Der zuständige Eichstätter Landrat sieht hier „eine Grenze überschritten“. Wie man so etwas verhindern könne? Das sei ein bundesweites Phänomen, es gebe dafür keine einfache Strategie. Es helfe möglicherweise nur zu versuchen, jeden Einzelnen zu überzeugen, „geduldig, mehrfach, bis er seine Meinung ändert".

Ich nehme an, die verehrten Randalierer waren der Meinung, die Jugendlichen würden zu einer Impfung gedrängt. Wer entscheidet eigentlich über einen solchen medizinischen Eingriff – Kinder oder Eltern?

Das lässt sich nicht pauschal beantworten. Das Schlüsselwort lautet „Einwilligungsfähigkeit“: „Eine wirksame Einwilligung setzt [daher] voraus, dass der Patient Wesen, Bedeutung und Tragweite des ärztlichen Eingriffs, insbesondere den Grad der Gefährlichkeit, in seinen Grundzügen erkannt hat." (BGH, Urteil vom 05.12.1958, Az. VI ZR 266/57)

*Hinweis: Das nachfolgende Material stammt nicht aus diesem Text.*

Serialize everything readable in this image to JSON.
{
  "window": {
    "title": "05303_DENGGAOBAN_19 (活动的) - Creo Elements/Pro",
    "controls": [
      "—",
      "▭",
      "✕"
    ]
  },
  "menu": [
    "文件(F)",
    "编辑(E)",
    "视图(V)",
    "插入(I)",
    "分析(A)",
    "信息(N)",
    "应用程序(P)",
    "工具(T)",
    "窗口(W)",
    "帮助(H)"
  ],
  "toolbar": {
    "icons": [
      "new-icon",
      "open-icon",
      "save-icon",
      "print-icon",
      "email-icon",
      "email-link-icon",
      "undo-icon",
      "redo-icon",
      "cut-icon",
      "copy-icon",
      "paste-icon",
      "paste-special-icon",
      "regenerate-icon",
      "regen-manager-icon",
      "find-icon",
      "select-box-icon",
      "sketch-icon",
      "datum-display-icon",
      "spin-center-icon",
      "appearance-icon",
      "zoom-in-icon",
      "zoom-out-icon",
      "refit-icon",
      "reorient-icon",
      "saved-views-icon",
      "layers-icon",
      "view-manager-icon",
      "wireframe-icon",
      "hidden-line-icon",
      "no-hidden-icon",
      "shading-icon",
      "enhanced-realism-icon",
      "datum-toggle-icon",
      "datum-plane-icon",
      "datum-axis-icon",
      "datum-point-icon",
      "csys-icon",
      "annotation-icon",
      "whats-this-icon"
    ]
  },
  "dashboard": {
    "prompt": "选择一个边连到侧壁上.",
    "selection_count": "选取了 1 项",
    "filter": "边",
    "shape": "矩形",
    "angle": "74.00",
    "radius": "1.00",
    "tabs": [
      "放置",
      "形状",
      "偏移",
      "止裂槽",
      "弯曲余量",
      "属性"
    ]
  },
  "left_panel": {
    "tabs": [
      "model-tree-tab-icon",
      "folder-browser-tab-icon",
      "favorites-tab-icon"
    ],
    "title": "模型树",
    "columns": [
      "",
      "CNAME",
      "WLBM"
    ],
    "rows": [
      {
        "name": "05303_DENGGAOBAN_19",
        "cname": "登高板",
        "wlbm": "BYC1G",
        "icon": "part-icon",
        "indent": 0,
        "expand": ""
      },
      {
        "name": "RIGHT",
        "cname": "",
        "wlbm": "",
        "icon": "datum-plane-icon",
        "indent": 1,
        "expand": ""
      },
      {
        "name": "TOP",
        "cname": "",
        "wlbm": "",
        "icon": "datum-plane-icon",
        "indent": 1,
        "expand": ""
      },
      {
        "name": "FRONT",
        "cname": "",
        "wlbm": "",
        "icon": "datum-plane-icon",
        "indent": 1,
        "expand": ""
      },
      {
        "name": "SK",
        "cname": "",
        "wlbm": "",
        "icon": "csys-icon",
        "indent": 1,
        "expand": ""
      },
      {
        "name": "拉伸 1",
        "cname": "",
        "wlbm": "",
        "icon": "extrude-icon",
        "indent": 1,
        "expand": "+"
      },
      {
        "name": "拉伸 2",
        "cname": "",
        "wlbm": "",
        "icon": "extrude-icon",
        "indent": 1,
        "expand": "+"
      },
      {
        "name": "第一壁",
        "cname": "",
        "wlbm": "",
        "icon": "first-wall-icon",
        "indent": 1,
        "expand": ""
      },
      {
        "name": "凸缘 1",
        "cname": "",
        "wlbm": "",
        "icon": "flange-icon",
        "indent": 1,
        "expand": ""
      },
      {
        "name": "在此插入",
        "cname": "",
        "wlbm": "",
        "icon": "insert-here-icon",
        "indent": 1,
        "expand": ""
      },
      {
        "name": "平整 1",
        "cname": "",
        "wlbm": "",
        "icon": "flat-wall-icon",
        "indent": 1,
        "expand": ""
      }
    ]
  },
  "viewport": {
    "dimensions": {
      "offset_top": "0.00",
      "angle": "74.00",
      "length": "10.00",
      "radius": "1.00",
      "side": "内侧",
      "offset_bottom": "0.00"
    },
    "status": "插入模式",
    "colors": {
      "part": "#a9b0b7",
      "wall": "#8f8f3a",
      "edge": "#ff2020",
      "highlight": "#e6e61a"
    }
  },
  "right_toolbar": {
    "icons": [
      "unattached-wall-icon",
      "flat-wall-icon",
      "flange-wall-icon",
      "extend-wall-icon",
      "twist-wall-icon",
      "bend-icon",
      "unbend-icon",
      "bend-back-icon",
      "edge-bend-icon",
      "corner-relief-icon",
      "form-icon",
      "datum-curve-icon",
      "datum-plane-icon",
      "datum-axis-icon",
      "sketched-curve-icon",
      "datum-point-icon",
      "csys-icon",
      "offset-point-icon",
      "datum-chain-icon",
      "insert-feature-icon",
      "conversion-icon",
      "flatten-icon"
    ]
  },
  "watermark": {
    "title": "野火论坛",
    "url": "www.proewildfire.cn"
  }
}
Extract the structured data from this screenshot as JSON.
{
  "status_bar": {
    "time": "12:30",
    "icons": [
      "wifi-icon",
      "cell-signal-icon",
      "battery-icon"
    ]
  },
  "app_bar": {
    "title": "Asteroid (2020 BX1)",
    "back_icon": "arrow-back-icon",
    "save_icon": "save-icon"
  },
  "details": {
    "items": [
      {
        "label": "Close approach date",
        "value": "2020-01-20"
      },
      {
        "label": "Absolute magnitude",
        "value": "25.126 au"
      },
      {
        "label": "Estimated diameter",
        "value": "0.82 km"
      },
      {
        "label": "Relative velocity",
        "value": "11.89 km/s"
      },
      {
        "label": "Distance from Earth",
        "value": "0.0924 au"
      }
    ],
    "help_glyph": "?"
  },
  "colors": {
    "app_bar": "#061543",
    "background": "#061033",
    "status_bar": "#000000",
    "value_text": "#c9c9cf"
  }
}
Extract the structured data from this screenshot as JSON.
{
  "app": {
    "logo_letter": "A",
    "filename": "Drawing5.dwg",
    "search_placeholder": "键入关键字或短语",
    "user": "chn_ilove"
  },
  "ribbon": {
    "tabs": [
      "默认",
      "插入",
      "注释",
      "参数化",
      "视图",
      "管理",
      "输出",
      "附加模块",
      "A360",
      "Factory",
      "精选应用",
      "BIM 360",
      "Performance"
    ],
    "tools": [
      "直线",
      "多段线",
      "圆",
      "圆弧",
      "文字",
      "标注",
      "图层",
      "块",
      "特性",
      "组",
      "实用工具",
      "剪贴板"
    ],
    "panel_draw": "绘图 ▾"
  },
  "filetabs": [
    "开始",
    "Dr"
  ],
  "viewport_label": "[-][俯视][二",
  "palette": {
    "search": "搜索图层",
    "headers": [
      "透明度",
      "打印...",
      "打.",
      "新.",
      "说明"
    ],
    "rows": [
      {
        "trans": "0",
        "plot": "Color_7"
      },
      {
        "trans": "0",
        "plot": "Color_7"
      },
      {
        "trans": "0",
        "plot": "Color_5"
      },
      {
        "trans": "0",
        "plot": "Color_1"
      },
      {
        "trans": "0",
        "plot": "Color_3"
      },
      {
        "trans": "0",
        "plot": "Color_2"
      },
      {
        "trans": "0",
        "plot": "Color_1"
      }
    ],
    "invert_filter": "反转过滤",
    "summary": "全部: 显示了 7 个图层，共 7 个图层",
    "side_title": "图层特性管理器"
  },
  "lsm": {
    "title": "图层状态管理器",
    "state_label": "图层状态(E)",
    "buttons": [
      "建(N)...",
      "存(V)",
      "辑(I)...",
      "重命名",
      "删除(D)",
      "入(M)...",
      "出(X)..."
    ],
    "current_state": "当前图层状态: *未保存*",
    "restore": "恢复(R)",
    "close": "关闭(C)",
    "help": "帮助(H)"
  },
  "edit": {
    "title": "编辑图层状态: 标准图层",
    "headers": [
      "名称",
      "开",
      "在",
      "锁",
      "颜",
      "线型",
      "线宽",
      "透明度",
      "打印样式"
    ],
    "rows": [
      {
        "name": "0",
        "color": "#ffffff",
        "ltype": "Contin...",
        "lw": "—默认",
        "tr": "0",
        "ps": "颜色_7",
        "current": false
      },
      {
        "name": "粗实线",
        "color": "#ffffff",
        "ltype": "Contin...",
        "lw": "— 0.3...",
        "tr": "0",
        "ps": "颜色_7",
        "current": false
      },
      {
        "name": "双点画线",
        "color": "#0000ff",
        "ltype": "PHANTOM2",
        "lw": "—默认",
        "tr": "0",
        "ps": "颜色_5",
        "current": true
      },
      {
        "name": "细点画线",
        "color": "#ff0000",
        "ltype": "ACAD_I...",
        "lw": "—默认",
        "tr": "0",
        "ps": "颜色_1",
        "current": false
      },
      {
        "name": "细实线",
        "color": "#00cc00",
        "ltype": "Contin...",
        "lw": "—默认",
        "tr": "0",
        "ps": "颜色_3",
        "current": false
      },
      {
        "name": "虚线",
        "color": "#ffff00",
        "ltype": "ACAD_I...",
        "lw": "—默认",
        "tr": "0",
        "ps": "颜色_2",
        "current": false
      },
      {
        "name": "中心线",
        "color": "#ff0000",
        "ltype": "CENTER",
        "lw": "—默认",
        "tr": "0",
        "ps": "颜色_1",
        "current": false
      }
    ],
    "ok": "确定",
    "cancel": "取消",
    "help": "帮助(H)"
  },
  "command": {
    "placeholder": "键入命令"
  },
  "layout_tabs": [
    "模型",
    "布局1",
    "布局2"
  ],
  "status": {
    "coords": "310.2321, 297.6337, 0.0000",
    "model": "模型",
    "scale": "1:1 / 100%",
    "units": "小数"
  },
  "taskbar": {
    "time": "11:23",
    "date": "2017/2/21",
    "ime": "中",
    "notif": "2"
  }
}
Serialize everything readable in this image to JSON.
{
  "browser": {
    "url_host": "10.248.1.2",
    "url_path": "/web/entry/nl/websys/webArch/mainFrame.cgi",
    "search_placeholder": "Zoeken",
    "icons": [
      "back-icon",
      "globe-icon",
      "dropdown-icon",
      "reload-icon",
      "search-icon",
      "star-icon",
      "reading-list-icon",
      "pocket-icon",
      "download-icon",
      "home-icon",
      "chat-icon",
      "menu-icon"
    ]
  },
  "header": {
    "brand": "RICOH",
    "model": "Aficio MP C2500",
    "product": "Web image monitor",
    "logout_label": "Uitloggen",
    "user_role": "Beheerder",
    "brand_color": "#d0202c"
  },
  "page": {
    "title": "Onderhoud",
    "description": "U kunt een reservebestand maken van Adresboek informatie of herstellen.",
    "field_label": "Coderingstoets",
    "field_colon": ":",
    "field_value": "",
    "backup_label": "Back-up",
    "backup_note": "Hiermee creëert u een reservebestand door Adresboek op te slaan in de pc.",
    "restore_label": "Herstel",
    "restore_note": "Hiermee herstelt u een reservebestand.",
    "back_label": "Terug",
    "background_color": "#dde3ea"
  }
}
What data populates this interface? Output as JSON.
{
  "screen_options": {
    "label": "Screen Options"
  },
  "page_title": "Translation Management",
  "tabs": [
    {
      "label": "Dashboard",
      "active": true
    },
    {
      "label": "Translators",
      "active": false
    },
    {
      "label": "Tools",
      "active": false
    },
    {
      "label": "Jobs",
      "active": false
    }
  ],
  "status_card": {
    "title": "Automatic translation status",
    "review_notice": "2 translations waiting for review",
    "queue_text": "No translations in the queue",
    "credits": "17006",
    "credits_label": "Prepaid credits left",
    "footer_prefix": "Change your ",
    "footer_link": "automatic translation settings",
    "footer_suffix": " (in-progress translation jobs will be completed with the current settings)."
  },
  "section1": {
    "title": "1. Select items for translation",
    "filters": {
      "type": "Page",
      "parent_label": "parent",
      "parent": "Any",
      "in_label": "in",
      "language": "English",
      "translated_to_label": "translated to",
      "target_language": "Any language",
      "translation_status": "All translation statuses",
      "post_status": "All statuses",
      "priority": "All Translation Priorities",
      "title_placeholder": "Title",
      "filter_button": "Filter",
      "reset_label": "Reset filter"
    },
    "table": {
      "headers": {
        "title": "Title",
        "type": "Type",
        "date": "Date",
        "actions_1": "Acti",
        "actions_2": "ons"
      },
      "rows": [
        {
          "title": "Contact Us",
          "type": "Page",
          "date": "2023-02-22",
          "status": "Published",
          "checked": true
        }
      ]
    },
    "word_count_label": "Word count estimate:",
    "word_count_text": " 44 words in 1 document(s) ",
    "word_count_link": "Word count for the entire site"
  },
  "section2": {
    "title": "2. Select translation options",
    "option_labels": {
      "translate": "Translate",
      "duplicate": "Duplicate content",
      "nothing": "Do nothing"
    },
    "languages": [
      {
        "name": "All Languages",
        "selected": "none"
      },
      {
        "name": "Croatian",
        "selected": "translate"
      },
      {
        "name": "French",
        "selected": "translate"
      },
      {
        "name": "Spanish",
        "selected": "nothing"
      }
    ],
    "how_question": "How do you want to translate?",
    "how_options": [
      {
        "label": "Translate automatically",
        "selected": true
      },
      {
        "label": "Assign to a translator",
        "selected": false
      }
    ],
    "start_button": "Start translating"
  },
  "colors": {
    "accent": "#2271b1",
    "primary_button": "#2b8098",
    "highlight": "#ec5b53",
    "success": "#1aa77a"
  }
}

Der impfende Arzt muss sich also davon überzeugen, dass ein Minderjähriger einigermaßen weiß, was er da tut. Als Faustregel gilt dabei: Ab 16 Jahren kann man in der Regel davon ausgehen, unter 14 Jahren eher nicht. Einem unter Achtzehnjährigen können es die Eltern kaum verbieten, sich die Spritze geben zu lassen. Im umgekehrten Fall – wenn es Papa und Mama möchten, der Jugendliche aber nicht – gilt normalerweise dessen Wille.

https://www.mdr.de/nachrichten/deutschland/gesellschaft/corona-impfung-kinder-jugendliche-ohne-eltern-einwilligung-100.html

https://www.br.de/nachrichten/bayern/corona-impfung-ab-12-jahren-muessen-eltern-eigentlich-zustimmen,Sdhai6A

Ausschlaggebend dürfte sein, dass die Corona-Impfung inzwischen von der Ständigen Impfkommission (STIKO) ab 12 Jahren – nach medizinischer Beratung – empfohlen wird:

https://www.infektionsschutz.de/coronavirus/schutzimpfung/corona-schutzimpfung-bei-kindern-und-jugendlichen.html

Im Einzelfall gibt es aber noch juristisches Neuland, das sicher bald von obergerichtlichen Entscheidungen gefüllt wird. In der Vergangenheit war ein solches Gezerre über Impfungen halt recht selten.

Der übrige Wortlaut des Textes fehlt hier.